Em conversa com jornalistas na tarde desta quinta-feira (25), o ministro da Justiça e Segurança Pública, Anderson Torres, colocou em xeque a eficácia das vacinas contra a Covid-19 e rechaçou a recomendação da Agência Nacional de Vigilância Sanitária (Anvisa) sobre o Brasil adotar o passaporte da vacinação para a entrada no país.

“Acho que não tem que aceitar. Não precisa. A vacina não impede a transmissão da doença”, disparou Torres. Sua declaração não levou em consideração, entretanto, que os imunizantes contra a Covid são os principais resonsáveis pela redução das infecções e das mortes no país.

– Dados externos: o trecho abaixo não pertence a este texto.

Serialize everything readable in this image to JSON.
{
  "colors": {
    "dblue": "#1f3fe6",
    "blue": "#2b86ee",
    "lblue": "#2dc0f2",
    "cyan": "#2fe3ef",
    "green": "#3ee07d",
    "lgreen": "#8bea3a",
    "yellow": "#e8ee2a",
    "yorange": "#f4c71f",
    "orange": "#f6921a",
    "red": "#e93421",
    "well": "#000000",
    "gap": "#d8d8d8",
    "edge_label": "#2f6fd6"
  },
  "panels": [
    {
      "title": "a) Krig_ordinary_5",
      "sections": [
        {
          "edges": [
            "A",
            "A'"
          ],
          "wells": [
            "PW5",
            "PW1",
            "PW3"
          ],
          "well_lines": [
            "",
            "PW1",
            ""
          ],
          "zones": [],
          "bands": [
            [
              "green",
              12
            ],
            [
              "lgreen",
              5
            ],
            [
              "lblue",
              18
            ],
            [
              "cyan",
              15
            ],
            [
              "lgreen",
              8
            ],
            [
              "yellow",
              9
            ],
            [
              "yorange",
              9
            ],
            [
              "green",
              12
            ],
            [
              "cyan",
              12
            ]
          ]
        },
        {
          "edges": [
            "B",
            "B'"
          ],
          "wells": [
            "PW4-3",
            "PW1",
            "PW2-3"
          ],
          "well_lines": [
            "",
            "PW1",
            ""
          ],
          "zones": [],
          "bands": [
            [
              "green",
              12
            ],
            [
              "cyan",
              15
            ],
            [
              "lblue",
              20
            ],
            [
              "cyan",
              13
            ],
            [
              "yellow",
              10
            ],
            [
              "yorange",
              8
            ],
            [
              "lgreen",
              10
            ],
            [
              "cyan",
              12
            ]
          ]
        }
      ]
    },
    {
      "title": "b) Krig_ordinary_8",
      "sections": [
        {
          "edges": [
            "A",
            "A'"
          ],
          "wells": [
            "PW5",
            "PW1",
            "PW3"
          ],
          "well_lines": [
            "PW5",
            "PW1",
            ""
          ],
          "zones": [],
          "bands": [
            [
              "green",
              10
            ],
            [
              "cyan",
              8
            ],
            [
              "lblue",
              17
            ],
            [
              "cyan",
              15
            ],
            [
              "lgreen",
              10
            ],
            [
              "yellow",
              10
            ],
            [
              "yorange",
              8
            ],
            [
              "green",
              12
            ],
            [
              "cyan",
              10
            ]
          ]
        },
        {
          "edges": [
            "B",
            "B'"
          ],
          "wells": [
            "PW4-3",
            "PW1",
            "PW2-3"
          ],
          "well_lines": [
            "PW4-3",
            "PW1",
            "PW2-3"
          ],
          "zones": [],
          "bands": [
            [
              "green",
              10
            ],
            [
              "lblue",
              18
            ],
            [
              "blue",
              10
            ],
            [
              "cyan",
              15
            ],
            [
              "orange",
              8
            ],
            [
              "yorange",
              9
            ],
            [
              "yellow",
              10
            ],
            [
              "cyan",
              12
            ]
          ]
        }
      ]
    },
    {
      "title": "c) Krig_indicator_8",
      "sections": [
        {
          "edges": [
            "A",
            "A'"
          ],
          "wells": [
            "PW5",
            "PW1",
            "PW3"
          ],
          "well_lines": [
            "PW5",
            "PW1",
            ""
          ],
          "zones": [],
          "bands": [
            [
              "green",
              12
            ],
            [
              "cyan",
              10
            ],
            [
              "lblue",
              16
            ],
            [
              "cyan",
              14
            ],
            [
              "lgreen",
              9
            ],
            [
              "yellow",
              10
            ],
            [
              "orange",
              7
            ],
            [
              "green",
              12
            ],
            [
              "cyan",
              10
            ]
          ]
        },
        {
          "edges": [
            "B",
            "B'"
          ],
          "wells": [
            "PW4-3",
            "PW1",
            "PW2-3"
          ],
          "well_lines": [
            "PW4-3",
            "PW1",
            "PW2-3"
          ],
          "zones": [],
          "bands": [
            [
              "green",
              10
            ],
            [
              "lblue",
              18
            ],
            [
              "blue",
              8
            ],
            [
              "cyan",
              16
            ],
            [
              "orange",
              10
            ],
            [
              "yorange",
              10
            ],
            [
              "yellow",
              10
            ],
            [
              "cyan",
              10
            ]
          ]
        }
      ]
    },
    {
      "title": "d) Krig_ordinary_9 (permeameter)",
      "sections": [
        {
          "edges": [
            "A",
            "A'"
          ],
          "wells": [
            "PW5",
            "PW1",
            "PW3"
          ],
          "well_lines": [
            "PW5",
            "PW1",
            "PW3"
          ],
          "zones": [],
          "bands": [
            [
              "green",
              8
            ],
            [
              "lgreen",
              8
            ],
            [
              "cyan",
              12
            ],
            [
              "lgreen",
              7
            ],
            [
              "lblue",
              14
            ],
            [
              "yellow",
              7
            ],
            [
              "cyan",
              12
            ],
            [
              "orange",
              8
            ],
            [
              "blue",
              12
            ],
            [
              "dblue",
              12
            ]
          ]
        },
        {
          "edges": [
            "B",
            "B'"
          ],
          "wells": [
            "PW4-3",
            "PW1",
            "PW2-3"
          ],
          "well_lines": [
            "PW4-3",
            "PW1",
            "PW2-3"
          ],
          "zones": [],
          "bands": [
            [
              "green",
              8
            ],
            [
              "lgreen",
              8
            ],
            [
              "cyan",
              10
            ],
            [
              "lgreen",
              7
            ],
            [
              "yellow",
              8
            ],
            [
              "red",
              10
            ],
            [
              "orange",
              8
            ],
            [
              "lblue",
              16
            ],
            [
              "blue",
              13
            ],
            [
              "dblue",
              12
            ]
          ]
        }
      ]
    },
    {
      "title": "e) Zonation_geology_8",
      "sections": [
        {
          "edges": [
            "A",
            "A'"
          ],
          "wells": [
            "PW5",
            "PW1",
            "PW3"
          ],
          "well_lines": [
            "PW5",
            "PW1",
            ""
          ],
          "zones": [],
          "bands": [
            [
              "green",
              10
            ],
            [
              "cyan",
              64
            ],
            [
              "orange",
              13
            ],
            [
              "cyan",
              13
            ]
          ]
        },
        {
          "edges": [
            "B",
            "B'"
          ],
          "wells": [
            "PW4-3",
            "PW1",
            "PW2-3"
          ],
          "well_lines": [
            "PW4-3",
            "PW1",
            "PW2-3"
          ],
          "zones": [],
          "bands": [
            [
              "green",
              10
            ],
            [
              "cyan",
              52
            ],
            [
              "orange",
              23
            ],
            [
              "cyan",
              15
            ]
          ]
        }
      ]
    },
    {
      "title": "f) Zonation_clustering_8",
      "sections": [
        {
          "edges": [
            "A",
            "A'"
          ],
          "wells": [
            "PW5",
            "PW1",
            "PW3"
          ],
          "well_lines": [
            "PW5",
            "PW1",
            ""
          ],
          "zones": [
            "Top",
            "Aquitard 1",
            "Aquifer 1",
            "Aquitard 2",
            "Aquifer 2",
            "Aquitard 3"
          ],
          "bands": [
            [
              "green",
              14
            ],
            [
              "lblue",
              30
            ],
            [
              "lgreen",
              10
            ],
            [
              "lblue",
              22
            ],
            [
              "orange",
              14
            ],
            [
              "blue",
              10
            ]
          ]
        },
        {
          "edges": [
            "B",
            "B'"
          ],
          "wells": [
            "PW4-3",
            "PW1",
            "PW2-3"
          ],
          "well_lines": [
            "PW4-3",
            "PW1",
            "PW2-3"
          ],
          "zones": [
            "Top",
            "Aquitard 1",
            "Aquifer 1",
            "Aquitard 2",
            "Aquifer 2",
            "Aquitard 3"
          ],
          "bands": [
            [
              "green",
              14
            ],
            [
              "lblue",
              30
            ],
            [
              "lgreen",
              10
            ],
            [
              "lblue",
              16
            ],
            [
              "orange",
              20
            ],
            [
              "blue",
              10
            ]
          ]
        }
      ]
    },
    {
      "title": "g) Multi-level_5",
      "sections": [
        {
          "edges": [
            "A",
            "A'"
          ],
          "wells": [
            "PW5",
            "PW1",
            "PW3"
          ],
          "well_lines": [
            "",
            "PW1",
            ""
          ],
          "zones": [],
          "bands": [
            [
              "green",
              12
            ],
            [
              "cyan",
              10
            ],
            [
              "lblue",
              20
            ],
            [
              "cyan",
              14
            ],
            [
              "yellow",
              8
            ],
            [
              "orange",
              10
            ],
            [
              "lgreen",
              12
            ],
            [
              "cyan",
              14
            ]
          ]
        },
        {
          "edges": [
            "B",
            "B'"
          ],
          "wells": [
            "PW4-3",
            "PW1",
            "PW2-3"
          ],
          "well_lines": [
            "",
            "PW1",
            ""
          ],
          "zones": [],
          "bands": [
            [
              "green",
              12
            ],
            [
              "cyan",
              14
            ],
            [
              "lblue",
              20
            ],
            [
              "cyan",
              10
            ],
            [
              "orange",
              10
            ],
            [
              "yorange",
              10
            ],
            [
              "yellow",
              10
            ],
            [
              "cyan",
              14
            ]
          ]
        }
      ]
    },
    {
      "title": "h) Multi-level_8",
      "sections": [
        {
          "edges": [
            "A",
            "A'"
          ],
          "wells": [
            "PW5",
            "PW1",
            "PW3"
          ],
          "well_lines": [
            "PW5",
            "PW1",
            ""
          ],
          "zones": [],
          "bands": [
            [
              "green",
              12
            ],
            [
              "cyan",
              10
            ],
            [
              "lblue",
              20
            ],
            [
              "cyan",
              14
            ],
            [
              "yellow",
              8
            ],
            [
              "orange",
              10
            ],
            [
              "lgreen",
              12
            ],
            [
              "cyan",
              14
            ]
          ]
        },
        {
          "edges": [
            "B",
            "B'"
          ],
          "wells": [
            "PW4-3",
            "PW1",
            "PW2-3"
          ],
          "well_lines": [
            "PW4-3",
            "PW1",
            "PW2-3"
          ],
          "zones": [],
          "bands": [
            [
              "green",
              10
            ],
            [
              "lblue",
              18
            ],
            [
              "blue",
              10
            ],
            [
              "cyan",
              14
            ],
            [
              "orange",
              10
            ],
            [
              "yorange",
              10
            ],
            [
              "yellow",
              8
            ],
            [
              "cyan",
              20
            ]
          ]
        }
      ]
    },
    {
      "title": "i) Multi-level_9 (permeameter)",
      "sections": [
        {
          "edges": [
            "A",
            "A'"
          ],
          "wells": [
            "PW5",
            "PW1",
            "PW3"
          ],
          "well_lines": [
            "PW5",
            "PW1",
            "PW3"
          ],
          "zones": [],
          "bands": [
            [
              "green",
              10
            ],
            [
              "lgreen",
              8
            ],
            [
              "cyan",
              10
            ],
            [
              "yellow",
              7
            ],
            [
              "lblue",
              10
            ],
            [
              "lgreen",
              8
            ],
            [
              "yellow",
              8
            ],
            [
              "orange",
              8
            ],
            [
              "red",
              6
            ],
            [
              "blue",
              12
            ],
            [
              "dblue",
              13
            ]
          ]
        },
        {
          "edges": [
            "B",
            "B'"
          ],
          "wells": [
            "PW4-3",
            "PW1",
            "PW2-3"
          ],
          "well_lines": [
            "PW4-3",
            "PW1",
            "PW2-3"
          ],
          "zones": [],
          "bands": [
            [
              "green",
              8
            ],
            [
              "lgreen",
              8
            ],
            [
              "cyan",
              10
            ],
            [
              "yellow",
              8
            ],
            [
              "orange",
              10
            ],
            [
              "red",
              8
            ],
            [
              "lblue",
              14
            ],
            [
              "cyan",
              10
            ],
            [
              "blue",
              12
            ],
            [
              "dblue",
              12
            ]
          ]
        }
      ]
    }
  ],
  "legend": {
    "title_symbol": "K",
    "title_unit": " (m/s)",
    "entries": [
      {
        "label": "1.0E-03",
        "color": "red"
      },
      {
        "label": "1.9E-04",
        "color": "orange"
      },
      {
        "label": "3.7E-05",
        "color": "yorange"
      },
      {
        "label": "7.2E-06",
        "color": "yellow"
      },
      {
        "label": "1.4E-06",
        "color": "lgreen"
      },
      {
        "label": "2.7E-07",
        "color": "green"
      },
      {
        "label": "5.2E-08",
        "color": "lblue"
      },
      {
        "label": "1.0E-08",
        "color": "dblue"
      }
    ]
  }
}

Torres ressaltou que essa é uma posição sua como ministro, e não uma decisão do governo. A decisão final, no entanto, passa por ele e pelo ministro da Saúde, Marcelo Queiroga, além do presidente Jair Bolsonaro, que tem por hábito minar a autonomia de seus ministérios.

Queiroga e Bolsonaro ainda não se pronunciaram sobre o assunto, mas é sabido que há resistência no governo em cobrar vacinação para turistas ou brasileiros que vêm do exterior para entrar no país. O temor da Anvisa é que, caso a medida não seja adotada, o Brasil se torne um paraíso para os negacionistas e, assim, o país volte a ter altas taxas de transmissão e mortes por Covid-19.

Recomendação da Anvisa

A Agência Nacional de Vigilância Sanitária (Anvisa) divulgou duas notas técnicas nesta quinta-feira (25) em que defende a adoção de um passaporte de vacinação para evitar a chegada de turistas não-vacinados ao Brasil. A recomendação foi feita ao governo Jair Bolsonaro há duas semanas, mas sofre resistências.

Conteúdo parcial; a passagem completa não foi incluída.